The critical question confronting the DEC is simple: why does the spotlight so often find those who speak truth to power, while the architects of grand corruption remain in the shadows?



Accountability is noble. Selective accountability is not. When enforcement appears uneven, it risks becoming a tool of intimidation rather than justice.



The questioning of Archbishop Banda may yield hours of interrogation and days of social-media debate. But it will not restock empty hospital shelves. It will not recover billions siphoned through illicit networks. And it will not convince a sceptical public that the fight against corruption is being waged where it truly matters.



Zambians are not blind. They can distinguish between symbolic gestures and systemic reform. If the 5th of January is to be remembered as a day of justice rather than political theatre, the State must demonstrate the same urgency in summoning the architects of the US$3.5 billion illicit flows as it does in summoning a priest over a used truck.
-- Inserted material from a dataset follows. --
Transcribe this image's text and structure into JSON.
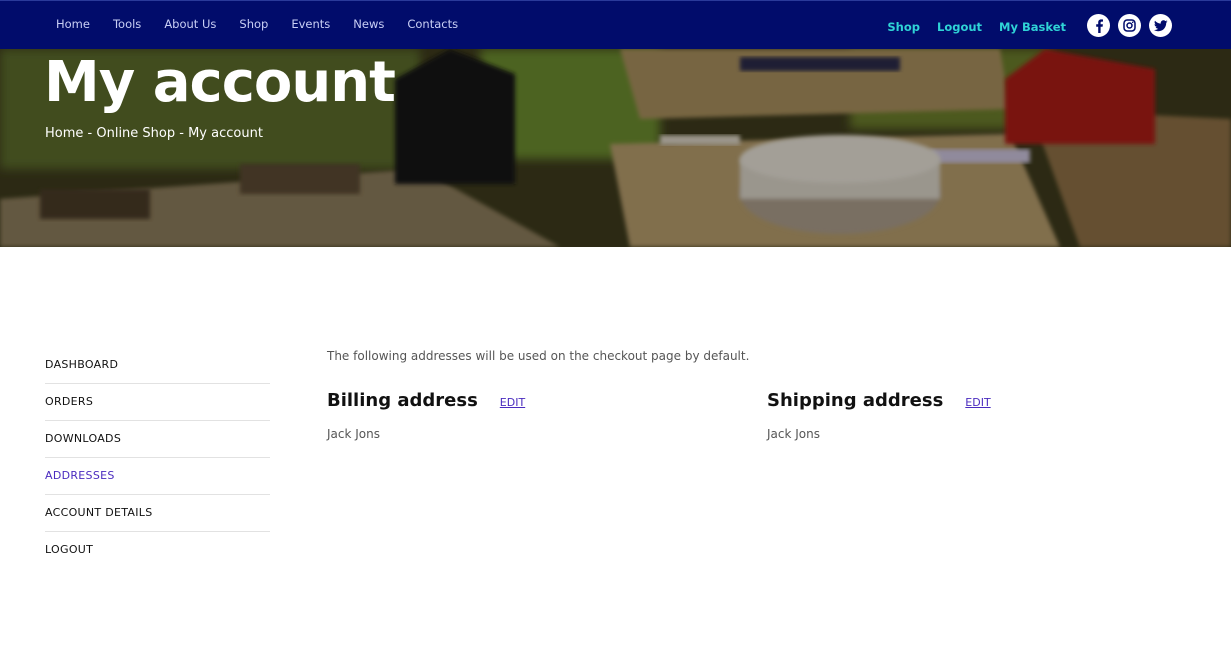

Anything less is not a war on corruption. It is a struggle for political survival, waged at the expense of public trust.

The Struggle Continues

Sensio  Banda
Former Member of Parliament
Kasenengwa Constituency
Eastern Province

4 COMMENTS

  1. Mr. Sensio Banda, what exactly are you doing now? Former MP of Kasenangwa Constituency sounds a bit archaic. Give us an update of what you are currently doing.
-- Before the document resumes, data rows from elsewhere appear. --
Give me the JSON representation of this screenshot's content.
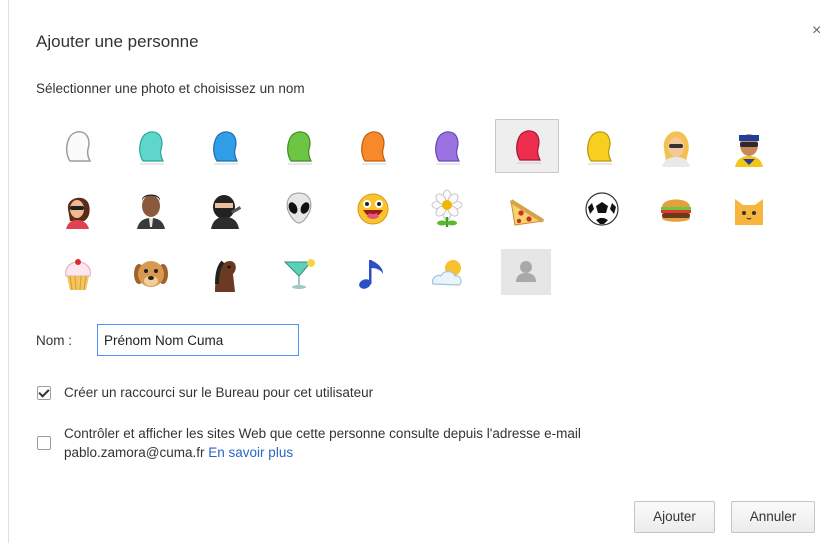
{
  "dialog": {
    "title": "Ajouter une personne",
    "close_glyph": "×",
    "subtitle": "Sélectionner une photo et choisissez un nom"
  },
  "avatars": [
    {
      "name": "generic-white",
      "selected": false
    },
    {
      "name": "generic-aqua",
      "selected": false
    },
    {
      "name": "generic-blue",
      "selected": false
    },
    {
      "name": "generic-green",
      "selected": false
    },
    {
      "name": "generic-orange",
      "selected": false
    },
    {
      "name": "generic-purple",
      "selected": false
    },
    {
      "name": "generic-red",
      "selected": true
    },
    {
      "name": "generic-yellow",
      "selected": false
    },
    {
      "name": "businesswoman",
      "selected": false
    },
    {
      "name": "ninja-hero",
      "selected": false
    },
    {
      "name": "woman-sunglasses",
      "selected": false
    },
    {
      "name": "businessman",
      "selected": false
    },
    {
      "name": "ninja",
      "selected": false
    },
    {
      "name": "alien",
      "selected": false
    },
    {
      "name": "awesome-smiley",
      "selected": false
    },
    {
      "name": "flower",
      "selected": false
    },
    {
      "name": "pizza",
      "selected": false
    },
    {
      "name": "soccer-ball",
      "selected": false
    },
    {
      "name": "burger",
      "selected": false
    },
    {
      "name": "cat",
      "selected": false
    },
    {
      "name": "cupcake",
      "selected": false
    },
    {
      "name": "dog",
      "selected": false
    },
    {
      "name": "horse",
      "selected": false
    },
    {
      "name": "cocktail",
      "selected": false
    },
    {
      "name": "music-note",
      "selected": false
    },
    {
      "name": "sun-cloud",
      "selected": false
    },
    {
      "name": "profile-placeholder",
      "selected": false
    }
  ],
  "form": {
    "name_label": "Nom :",
    "name_value": "Prénom Nom Cuma"
  },
  "options": {
    "shortcut_checked": true,
    "shortcut_label": "Créer un raccourci sur le Bureau pour cet utilisateur",
    "supervise_checked": false,
    "supervise_label_line1": "Contrôler et afficher les sites Web que cette personne consulte depuis l'adresse e-mail",
    "supervise_email": "pablo.zamora@cuma.fr",
    "supervise_link": "En savoir plus"
  },
  "buttons": {
    "add_label": "Ajouter",
    "cancel_label": "Annuler"
  },
  "colors": {
    "link": "#2a64c5",
    "input_focus_border": "#4d90fe"
  }
}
    You can’t hang on to an old title as part of your identity. Better still, drop the former fimo fimo and just go by your name. It doesnot reduce your worth in our eyes.

    • Ba JMC, are you ok my brother?

      The FIC has reported gross theft and corruption under Hakainde’s watch, and all you can do is mock the man Mr. Banda? These people have stolen nearly 4 billion USD in one year alone. Does that not trouble you? The FIC is not affiliated to any political party. They report facts. No single person mentioned in the report has been arrested. Also remember that the TIZ has publicly pointed several high ranking UPND officials as being very corrupt. How did we get to this point where the interest of party or tribe are being put above that of our country. This makes me very sad ba JMC. Hakainde is protecting thieves it seems. Maybe he is part of the syndicate milking our resources for his own benefit, otherwise he would have acted by now.

      REJECT TRIBALISM, CORRUPTION AND OPPRESSION.

      VOTE FOR CHANGE IN AUGUST.

      • I am very much in charge of my senses my dear brother, ba Indigo. It is just that I am bothered by our obsession with titles. You have people with honorary doctorate degrees referring to themselves as Dr., “men of God” with titles like Dr. Rev., Apostle so and so, former ambassadors clinging to the ambassador title, calling themselves ambassador so and so.

        Sure ba Indigo, the revelations of the FIC report and seeming lack of action must be of grave concern to us all. I hope the relevant authorities are doing their investigations and in due course, we will see some action. Such matters cannot be resolved in a couple of months.

        But I donot agree that because we have these “big” issues we must ignore the “small” infractions. If someone breaks the law they must face the consequences. Of course what differs is the nature of the punishment. The more serious the crime the stiffer should be the punishment. But you can’t say let’s ignore the “petty” crimes and just focus on the serious ones. Both have to be dealt with simultaneously.

    • Please.
      And thanks a lot for saying it Mr. JMC.
      Mr Sensio is not stupid I believe but by clinging to
      his self acclaimed tittle of former MP, oh my God, the
      man appears to have gone nuts, hungry and groving
      for food and relevance from the public.

      And mr sensio banda, Zambia’s economy is not collapsing now.
      It is actually growing now. Read, Research or ask and will be taught and told.
      Maybe you didnt evn know that it had almost completely collapsed during the
      time you were MP under PF. It is now registering positives from negative.
      Or maybe I am just mistaken about you thinking you are really not stupid when you
      are? The economy is growing sensio banda.